Setting Up GoAccess To Analyse Apache Logs

On a Debian machine serving websites with the Apache server, we install and configure GoAccess to monitor the websites activity.

UPDATE: This tutorial is outdated, please refer to the new tutorial: https://arnaudr.io/2020/08/10/goaccess-14-a-detailed-tutorial/

Introduction

Time to monitor a little bit my VPS and see if someone's reading my blogs!

I started self-hosting my blogs almost a year ago, and today I still have no idea if someone is actually reading it! Of course I'm a bit curious, and I wish I knew. But I never found an easy way to do that.

I never found, until lately, when I met a fellow blogger who wrote some articles on the matter. Among different solutions, I settled for the very easy one: GoAccess.

GoAccess works by analysing the HTTP server logs, building some statistics, and spitting the result out in a nice HTML page. It's a zero-hassle solution. Exactly what I was looking for!

The original article is available here, and it's more complete than mine.

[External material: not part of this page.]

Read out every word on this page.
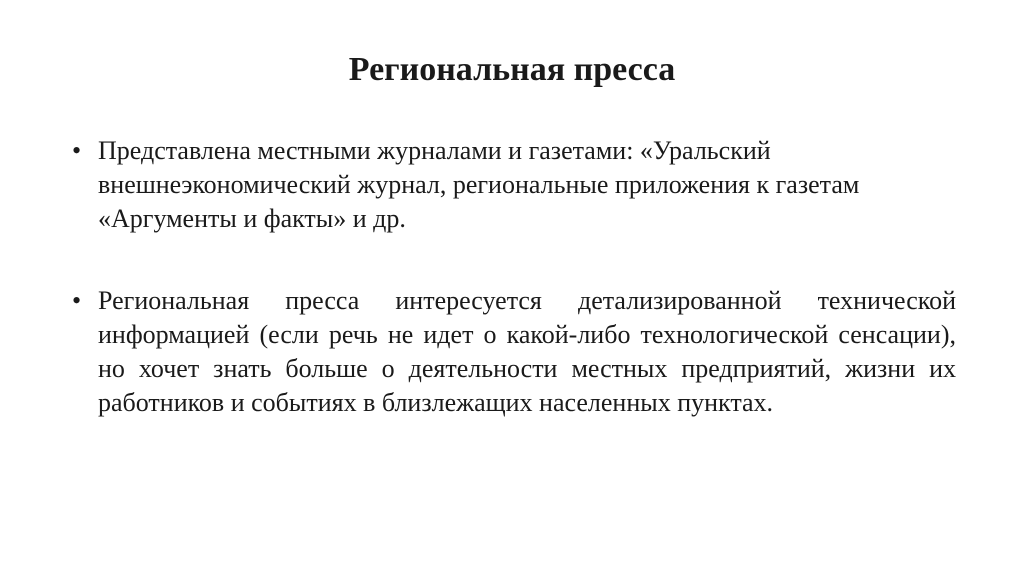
Региональная пресса
• Представлена местными журналами и газетами: «Уральский внешнеэкономический журнал, региональные приложения к газетам «Аргументы и факты» и др.
• Региональная пресса интересуется детализированной технической информацией (если речь не идет о какой-либо технологической сенсации), но хочет знать больше о деятельности местных предприятий, жизни их работников и событиях в близлежащих населенных пунктах.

Go read it!
http://freedif.org/goaccess-bandwidth-statistics-by-folderurl-with-virtualhost/

Install

We will install GoAccess from the GoAccess Debian repository, so that we enjoy the latest cool features.

The several ways to install GoAccess are documented on the official webpage:
https://goaccess.io/download

$ echo "deb http://deb.goaccess.io/ $(lsb_release -cs) main" > /etc/apt/sources.list.d/goaccess.list
$ wget -O - https://deb.goaccess.io/gnugpg.key | apt-key add -
$ apt-get update

If you want to install goaccess without Tokyo Cabinet storage support, type:

$ apt-get install goaccess

With Tokyo Cabinet storage support:

$ apt-get install goaccess-tcb

Both gives you this output:

$ goaccess --version
GoAccess - 1.0.2.
For more details visit: http://goaccess.io
Copyright (C) 2009-2016 by Gerardo Orellana

Configure websites for monitoring

GoAccess works by scanning the logs of your HTTP server.

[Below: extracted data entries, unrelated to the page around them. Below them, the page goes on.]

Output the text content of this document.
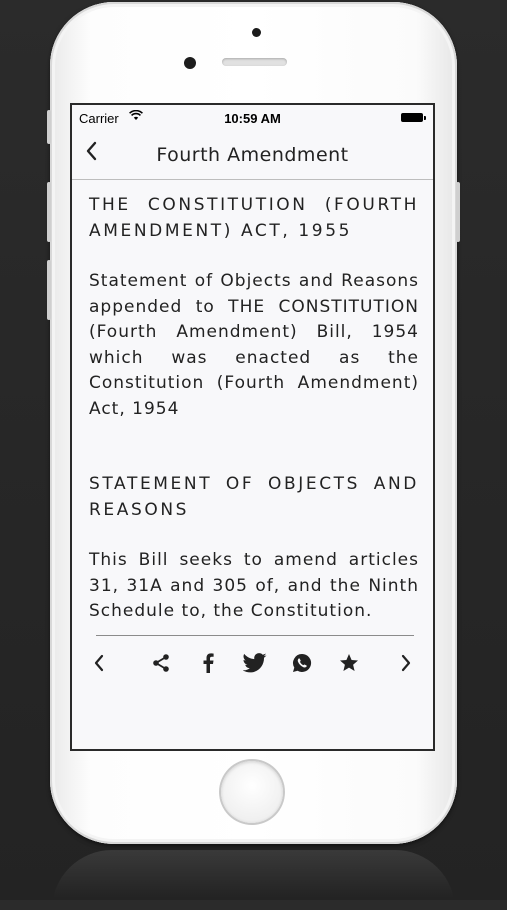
Carrier	10:59 AM
Fourth Amendment

THE CONSTITUTION (FOURTH AMENDMENT) ACT, 1955

Statement of Objects and Reasons appended to THE CONSTITUTION (Fourth Amendment) Bill, 1954 which was enacted as the Constitution (Fourth Amendment) Act, 1954

STATEMENT OF OBJECTS AND REASONS

This Bill seeks to amend articles 31, 31A and 305 of, and the Ninth Schedule to, the Constitution.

All we have to do is to ensure the log configuration of the HTTP server is OK. I assume you host a few websites with Apache, and each one of them is a virtual host.

In such situation, what we want is to have one logfile per virtual host. This is easily achieved with the CustomLog command.

$ vi /etc/apache2/sites-enabled/website1.conf
<VirtualHost *:80>
    ...
    ErrorLog  ${APACHE_LOG_DIR}/website1_vhosts_error.log
    CustomLog ${APACHE_LOG_DIR}/website1_vhosts_access.log combined
</VirtualHost>

That's all there is to do!

Configure GoAccess

Let's have a look at the configuration file.

$ vi /etc/goaccess.conf

To match the Apache configuration mentioned above, let's uncomment the following lines:

time-format %H:%M:%S
date-format %d/%b/%Y
log-format %h %^[%d:%t %^] "%r" %s %b "%R" "%u"

That's it! GoAccess is ready to parse Apache logs now.

Run GoAccess

Nothing easier!

goaccess -f /var/log/apache2/website1_vhosts_access.log -o /tmp/goaccess.html

With this command, GoAccess generate a static HTML page containing all the statistics, nicely ordered and displayed. Just open this page in your web browser and enjoy.

Run GoAccess with persistent logs

You will find out quickly that just parsing a log file is limited, because log files are usually rotated by your loggingn daemon. Quickly enough, a log file is moved and replaced by a fresh, empty file. As a result, GoAccess will only be able to display statistics on a short period, maybe one day.

To overcome this limitation, GoAccess can keep its own database if it's compiled with Tokyo Cabinet storage support (I'm sure you wondered what the hell was that Tokyo thing...). With that, GoAccess gain a memory of it own!

Then you just need to use it with a different set of options (see PROCESSING LOGS INCREMENTALLY in the man page for additional information).

The right command is then:

goaccess --load-from-disk --keep-db-files       \
    -f /var/log/apache2/website1_vhosts_access.log  \
    -o /tmp/goaccess.html

Choose where to store this output

Ok, now there's two things we still need to do. Assuming you run GoAccess on a remote server, you want the result to be accessible from outside. You have plenty of ways to do that.

For example, you could put the report at the root of your website named website1, under the name goaccess.html, and then you could get your stats easily by connecting to the address http://www.website1.com/goaccess.html or similar. You get the idea?

Another way is to have a dedicated directory where you put all your statistics. That's the solution I use. My Apache server serves a default page located in /srv/www/default when someone connects to my bare domain name. So I just added a sub-directory named goaccess, and that's where I put the result.

You can then see the stats for this blog at the following address:
https://goaccess.arnaudr.io/

Automate the process to keep the stats updated

Now the only thing left to do is to automate the process, and to have GoAccess generate a new report on a regular basis. We can schedule that hourly with cron.

crontab -e

Then add such a line (changes the pathes according to your setup, of course).

@hourly goaccess --load-from-disk --keep-db-files -f /var/log/apache2/website1_vhosts_access.log -o /srv/www/default/goaccess/website1.html

Done!